All the safeguards he had installed to warn him against intruders were still in place: not even a visit from Abdiel registered. He went to his kitchen alcove and found a bottle of water, drank thirstily; found a bar of granola, ate ravenously. When he’d finished he walked deeper into the mountain, as he always did, between the rows of vaults to Budu’s vault. All the sleepers still quiet in their dreams except for Budu, whose face was nearly recognizable now. Half-formed eyes swelled in their sockets like apples growing. But the blind face turned to him.
“You Did Not Find Her,” the voice stated.
“No,” Joseph said. “I found your time transport; it was just where you left it. Worked all right, too. Took me straight to Options Research. And, boy, Father, Options Research was really—it was really—”
“I Told You What It Was.”
“And you weren’t kidding, either,” Joseph said. “Not about one godawful little detail. Except that Mendoza wasn’t there anymore, but you had no way of knowing that.”
“Explain,” ordered Budu.
So Joseph explained, stretching out on the floor as he talked because he was tired. Life had become very simple. It didn’t matte
r where he slept, what he ate, what he wore. He had an objective now and he had absolutely lost all fear or any doubts.
“The one good thing,” he concluded, “was that Lewis wasn’t in there, at least. Him or that other guy, Kalugin. So what will we do now, Father? Tip off Suleyman’s people about that place? They’re on the side of the angels. If there are any angels.

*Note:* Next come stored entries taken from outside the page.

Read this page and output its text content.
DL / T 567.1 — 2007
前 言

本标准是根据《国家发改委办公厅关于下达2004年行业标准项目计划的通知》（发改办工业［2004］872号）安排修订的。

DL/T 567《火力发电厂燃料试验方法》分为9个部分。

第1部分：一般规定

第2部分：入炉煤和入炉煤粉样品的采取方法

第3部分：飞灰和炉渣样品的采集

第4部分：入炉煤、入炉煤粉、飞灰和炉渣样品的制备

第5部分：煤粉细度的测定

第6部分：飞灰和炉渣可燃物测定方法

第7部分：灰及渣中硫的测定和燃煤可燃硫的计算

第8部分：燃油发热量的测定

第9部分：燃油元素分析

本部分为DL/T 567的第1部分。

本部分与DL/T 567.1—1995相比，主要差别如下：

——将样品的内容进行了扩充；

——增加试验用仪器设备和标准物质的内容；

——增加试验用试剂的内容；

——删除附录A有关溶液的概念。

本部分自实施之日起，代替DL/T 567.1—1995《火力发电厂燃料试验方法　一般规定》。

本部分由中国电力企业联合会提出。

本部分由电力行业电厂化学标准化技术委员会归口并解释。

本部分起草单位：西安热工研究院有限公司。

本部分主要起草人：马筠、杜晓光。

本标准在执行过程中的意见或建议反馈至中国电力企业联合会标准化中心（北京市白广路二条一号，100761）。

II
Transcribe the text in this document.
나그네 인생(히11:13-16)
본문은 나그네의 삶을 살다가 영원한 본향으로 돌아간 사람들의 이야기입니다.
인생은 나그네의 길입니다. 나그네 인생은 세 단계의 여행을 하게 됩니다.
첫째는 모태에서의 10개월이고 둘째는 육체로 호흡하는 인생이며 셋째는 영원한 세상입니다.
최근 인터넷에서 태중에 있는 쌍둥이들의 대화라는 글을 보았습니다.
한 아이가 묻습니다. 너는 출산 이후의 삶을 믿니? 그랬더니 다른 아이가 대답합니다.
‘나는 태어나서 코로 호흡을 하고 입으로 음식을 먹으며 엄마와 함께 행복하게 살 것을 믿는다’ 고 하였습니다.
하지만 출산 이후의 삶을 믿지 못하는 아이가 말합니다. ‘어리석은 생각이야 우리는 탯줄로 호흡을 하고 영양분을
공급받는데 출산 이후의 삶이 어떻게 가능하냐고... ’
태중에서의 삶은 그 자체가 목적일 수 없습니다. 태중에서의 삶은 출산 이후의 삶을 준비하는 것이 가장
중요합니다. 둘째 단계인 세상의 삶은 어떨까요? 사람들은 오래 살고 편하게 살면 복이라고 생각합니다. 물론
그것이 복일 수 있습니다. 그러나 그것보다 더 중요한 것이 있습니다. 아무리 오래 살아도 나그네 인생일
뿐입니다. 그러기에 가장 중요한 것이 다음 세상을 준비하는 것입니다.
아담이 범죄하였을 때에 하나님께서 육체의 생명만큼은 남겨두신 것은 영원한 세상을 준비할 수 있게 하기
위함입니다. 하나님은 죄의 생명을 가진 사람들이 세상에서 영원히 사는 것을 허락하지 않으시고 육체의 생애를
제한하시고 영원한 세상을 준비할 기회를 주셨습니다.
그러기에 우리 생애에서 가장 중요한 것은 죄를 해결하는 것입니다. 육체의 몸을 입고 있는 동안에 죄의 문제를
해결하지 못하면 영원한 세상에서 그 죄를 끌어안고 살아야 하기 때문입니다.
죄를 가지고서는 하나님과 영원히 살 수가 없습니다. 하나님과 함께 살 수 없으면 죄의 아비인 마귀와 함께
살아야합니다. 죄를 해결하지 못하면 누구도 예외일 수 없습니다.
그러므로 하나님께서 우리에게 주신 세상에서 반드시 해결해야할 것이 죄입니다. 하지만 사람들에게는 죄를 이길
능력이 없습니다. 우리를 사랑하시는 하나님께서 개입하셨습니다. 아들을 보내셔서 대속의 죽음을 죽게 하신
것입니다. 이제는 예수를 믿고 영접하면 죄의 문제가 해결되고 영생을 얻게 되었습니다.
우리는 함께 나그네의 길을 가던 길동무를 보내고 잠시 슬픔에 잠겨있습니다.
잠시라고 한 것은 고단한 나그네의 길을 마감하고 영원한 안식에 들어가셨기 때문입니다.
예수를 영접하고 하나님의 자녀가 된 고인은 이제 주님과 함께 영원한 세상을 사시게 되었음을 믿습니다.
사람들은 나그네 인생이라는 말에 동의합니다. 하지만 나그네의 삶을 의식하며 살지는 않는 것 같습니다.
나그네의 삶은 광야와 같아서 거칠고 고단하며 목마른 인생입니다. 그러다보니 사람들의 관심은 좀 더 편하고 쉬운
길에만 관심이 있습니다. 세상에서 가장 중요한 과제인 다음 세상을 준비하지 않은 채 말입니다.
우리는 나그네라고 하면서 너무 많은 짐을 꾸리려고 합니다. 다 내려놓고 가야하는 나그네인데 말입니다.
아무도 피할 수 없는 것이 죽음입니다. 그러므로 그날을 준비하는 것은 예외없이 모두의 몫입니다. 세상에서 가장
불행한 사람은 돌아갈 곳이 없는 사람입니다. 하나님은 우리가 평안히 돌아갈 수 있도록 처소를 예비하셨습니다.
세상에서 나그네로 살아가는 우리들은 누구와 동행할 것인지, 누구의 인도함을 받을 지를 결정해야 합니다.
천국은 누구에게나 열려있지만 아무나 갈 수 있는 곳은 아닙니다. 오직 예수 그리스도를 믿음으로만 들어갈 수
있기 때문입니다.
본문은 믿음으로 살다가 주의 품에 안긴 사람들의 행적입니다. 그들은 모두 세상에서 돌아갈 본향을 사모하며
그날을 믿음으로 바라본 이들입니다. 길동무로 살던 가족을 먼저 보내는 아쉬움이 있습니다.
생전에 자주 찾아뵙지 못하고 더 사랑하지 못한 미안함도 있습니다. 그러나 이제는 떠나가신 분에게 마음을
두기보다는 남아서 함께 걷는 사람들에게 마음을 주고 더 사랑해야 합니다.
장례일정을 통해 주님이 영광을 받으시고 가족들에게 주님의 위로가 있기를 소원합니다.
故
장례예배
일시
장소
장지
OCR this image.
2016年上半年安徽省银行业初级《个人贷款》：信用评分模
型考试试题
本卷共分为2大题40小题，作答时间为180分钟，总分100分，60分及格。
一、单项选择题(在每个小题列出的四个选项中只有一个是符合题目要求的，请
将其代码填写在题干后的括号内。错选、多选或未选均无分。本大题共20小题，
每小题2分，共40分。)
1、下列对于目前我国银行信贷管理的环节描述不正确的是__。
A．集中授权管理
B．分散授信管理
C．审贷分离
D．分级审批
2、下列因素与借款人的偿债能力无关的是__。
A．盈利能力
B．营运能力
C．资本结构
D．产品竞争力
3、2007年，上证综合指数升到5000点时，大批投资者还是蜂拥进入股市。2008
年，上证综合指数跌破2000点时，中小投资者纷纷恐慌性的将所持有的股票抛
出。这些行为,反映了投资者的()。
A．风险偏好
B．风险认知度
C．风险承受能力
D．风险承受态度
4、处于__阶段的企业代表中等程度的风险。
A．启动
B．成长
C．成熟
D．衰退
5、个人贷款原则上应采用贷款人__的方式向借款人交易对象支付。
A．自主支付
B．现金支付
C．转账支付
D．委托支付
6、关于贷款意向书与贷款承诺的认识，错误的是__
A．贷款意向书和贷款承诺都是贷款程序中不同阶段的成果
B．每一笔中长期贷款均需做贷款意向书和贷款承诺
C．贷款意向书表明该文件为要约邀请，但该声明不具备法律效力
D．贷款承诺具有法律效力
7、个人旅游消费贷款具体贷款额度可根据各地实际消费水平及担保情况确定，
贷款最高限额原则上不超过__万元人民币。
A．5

“I’m telling you, Father, I think the only serious competition we might face in 2355 is from Suleyman’s machine. I used to think there was a chance he might decide to defend the mortal masters. Once he’s seen Options Research, though, he might even go after them before we do—”
“You’re Babbling. I Have Searched Company Records In Your Absence. Why Didn’t You Tell Me Your Daughter Was The Operative Who Had Gone Forward Through Time.”
“Gee, didn’t I mention that? I can’t think why. Yeah, she did. It’s because she’s a Crome generator, apparently. I guess that was why they sent her to that place, huh?”
“Stop Talking. I Need Time To Think. Plan. You Need Sleep.”
“Sleep and dreams,” Joseph said. “Of Nicholas Harpole Edward Whatever-He-Is’s head on a pike. I knew, I knew there was a reason I hated his mortal guts from the moment I ever laid eyes on him. I know an Abomination when I see one, all right. You know what it is, Father? He’s everything I ever loved about you, but all turned inside out and changed. He’s a destroyer!
“That’s all he does, all he ever does, and he always takes innocent people, not like you, he wrecked Lewis and he did it to my little girl over and over again, he’s doing it now, he’s dragged her poor screaming body off somewhere and he can’t help her, he never helps her, he’s got some plan for her but he’ll only wind up hurting her worse because he always has, new Inquisitions, new coals, new dungeons—”
“Stop Talking, Son.”
“Yes sir!” Joseph said, and saluted. He curled up on his side and was silent a little while. At last:
“. . . She was lying on straw in the dark, the tiniest thing you ever saw, and she weighed absolutely nothing when I picked her up,” he murmured. “Like an armful of flame. Only a baby. Why couldn’t I save her?”